Le principe même de toute construction impériale est en effet le principe de subsidiarité ou de compétence suffisante. On ne saurait oublier que ce principe implique de laisser à la base le maximum de pouvoir possible et de ne faire remonter vers le « haut » que la part d’autorité et de décision qui ne peut s’y exercer. Or, pour Evola, tout doit au contraire venir du « haut », précisément parce que ce « haut » est étranger à tout naturalisme. La question est alors de savoir comment l’antinaturalisme rigoureux d’Evola peut se concilier avec son organicisme.

Élite et ordre européen

Ce n’est évidemment pas une élite au sens que les libéraux donnent à ce mot, ni au sens que lui donne l’école « élitiste » de politologie, représentée not. par Roberto Michels ou Pareto. C’est tout d’abord une élite au sens éthique du terme. Pour Evola, appartient à l’élite, non le « meilleur » au sens darwinien ou le plus performant au sens de Pareto, mais celui chez qui l’ethos domine sur le pathos, celui qui a « le sens d’une supériorité vis-à-vis de tout ce qui n’est que simple appétit de “vivre” », celui qui a fait siens « le principe d’être soi-même, un style activement impersonnel, l’amour de la discipline, une disposition héroïque fondamentale ». L’élite est donc d’abord chez lui une aristocratie. Elle incarne une « race de l’esprit », un type humain particulier qu’Evola définit comme « homme différencié », et dont il pose l’avènement (ou la renaissance) comme un préalable indispensable à toute action dans le monde.

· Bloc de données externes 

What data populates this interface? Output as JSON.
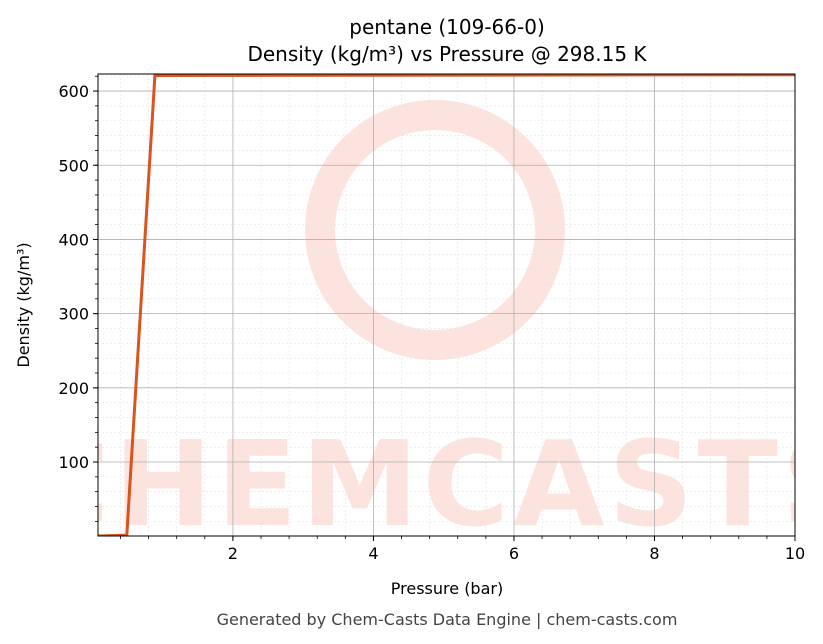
{
  "chart_data": {
    "type": "line",
    "title": "pentane (109-66-0)",
    "subtitle": "Density (kg/m³) vs Pressure @ 298.15 K",
    "x_label": "Pressure (bar)",
    "y_label": "Density (kg/m³)",
    "watermark": "CHEMCASTS",
    "footer": "Generated by Chem-Casts Data Engine | chem-casts.com",
    "x": [
      0.08,
      0.49,
      0.89,
      10
    ],
    "series": [
      {
        "name": "pentane",
        "color": "#d9541e",
        "values": [
          0.3,
          1.5,
          621,
          622
        ]
      }
    ],
    "xlim": [
      0.08,
      10
    ],
    "xticks": [
      2,
      4,
      6,
      8,
      10
    ],
    "ylim": [
      0.3,
      623
    ],
    "yticks": [
      100,
      200,
      300,
      400,
      500,
      600
    ],
    "grid": true,
    "minor_grid": true
  }
}
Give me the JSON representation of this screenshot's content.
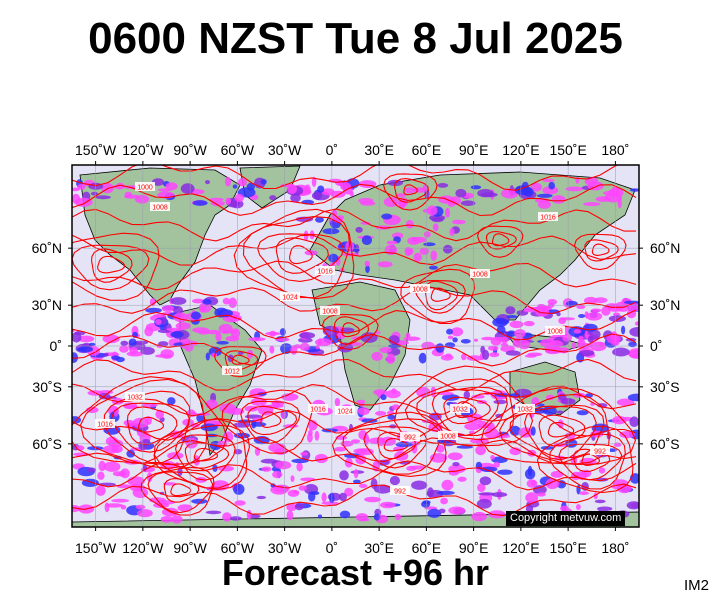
{
  "header": {
    "title": "0600 NZST Tue 8 Jul 2025"
  },
  "footer": {
    "forecast_label": "Forecast +96 hr",
    "corner_tag": "IM2"
  },
  "map": {
    "copyright": "Copyright metvuw.com",
    "projection": "mercator",
    "lon_ticks": [
      "150˚W",
      "120˚W",
      "90˚W",
      "60˚W",
      "30˚W",
      "0˚",
      "30˚E",
      "60˚E",
      "90˚E",
      "120˚E",
      "150˚E",
      "180˚"
    ],
    "lon_values": [
      -150,
      -120,
      -90,
      -60,
      -30,
      0,
      30,
      60,
      90,
      120,
      150,
      180
    ],
    "lat_ticks": [
      "60˚N",
      "30˚N",
      "0˚",
      "30˚S",
      "60˚S"
    ],
    "lat_values": [
      60,
      30,
      0,
      -30,
      -60
    ],
    "lon_range": [
      -165,
      195
    ],
    "lat_range": [
      -80,
      80
    ],
    "isobar_labels": [
      "1008",
      "1008",
      "1016",
      "1024",
      "1016",
      "1008",
      "1012",
      "1000",
      "1008",
      "1008",
      "1032",
      "1016",
      "1016",
      "1024",
      "1032",
      "992",
      "1008",
      "1032",
      "992",
      "992"
    ],
    "colors": {
      "ocean": "#e4e4f6",
      "land": "#a3c39f",
      "isobar": "#ff0000",
      "precip_light": "#ff44ff",
      "precip_mid": "#8a2be2",
      "precip_heavy": "#3030ff",
      "frame": "#000000"
    }
  }
}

C’est d’autre part une élite qui s’oppose fondamentalement, non seulement à la masse, mais aussi au peuple, à la façon dont le « haut » s’oppose au « bas ». Il faut ici rappeler que, chez Evola, contrairement à la notion d’« État », toujours positive, les notions de « peuple » ou de « nation » ont presque toujours une valeur négative. L’État représente l’élément « supérieur », tandis que le peuple et la nation ne sont que des éléments « inférieurs ». Qu’il soit demos ou ethnosplebs ou populus, le peuple n’est aux yeux d’Evola que « simple matière » à mettre en forme par l’élite. Il en va de même de la nation et de la société. Des termes comme « peuple », « nation », « société », apparaissent même dans ses écrits comme pratiquement interchangeables : tous correspondent à la dimension purement physique, « naturaliste », indifférenciée, fondamentalement passive, de la collectivité, à la dimension de la « masse matérialisée » qui, par opposition à la forme que seule peut conférer l’État, reste de l’ordre de la matière brute. Evola se situe de ce point de vue à l’exact opposé des théoriciens du Volksgeist [esprit du peuple] comme Herder : le peuple ne saurait représenter pour lui une valeur en soi, il ne saurait être le dépositaire privilégié de l’« esprit » créateur d’une collectivité donnée. Evola est tout aussi indifférent à la question du lien social, voire au social lui-même, qu’il englobe volontiers dans l’« économico-social », autre désignation chez lui du monde de l’horizontal ou du règne de la quantité. « Tout ce qui est social, écrit-il, se limite, dans la meilleure des hypothèses, à l’ordre des moyens ». C’est pourquoi l’on ne trouve pas chez lui de pensée sociologique, ni d’ailleurs de véritable pensée économique.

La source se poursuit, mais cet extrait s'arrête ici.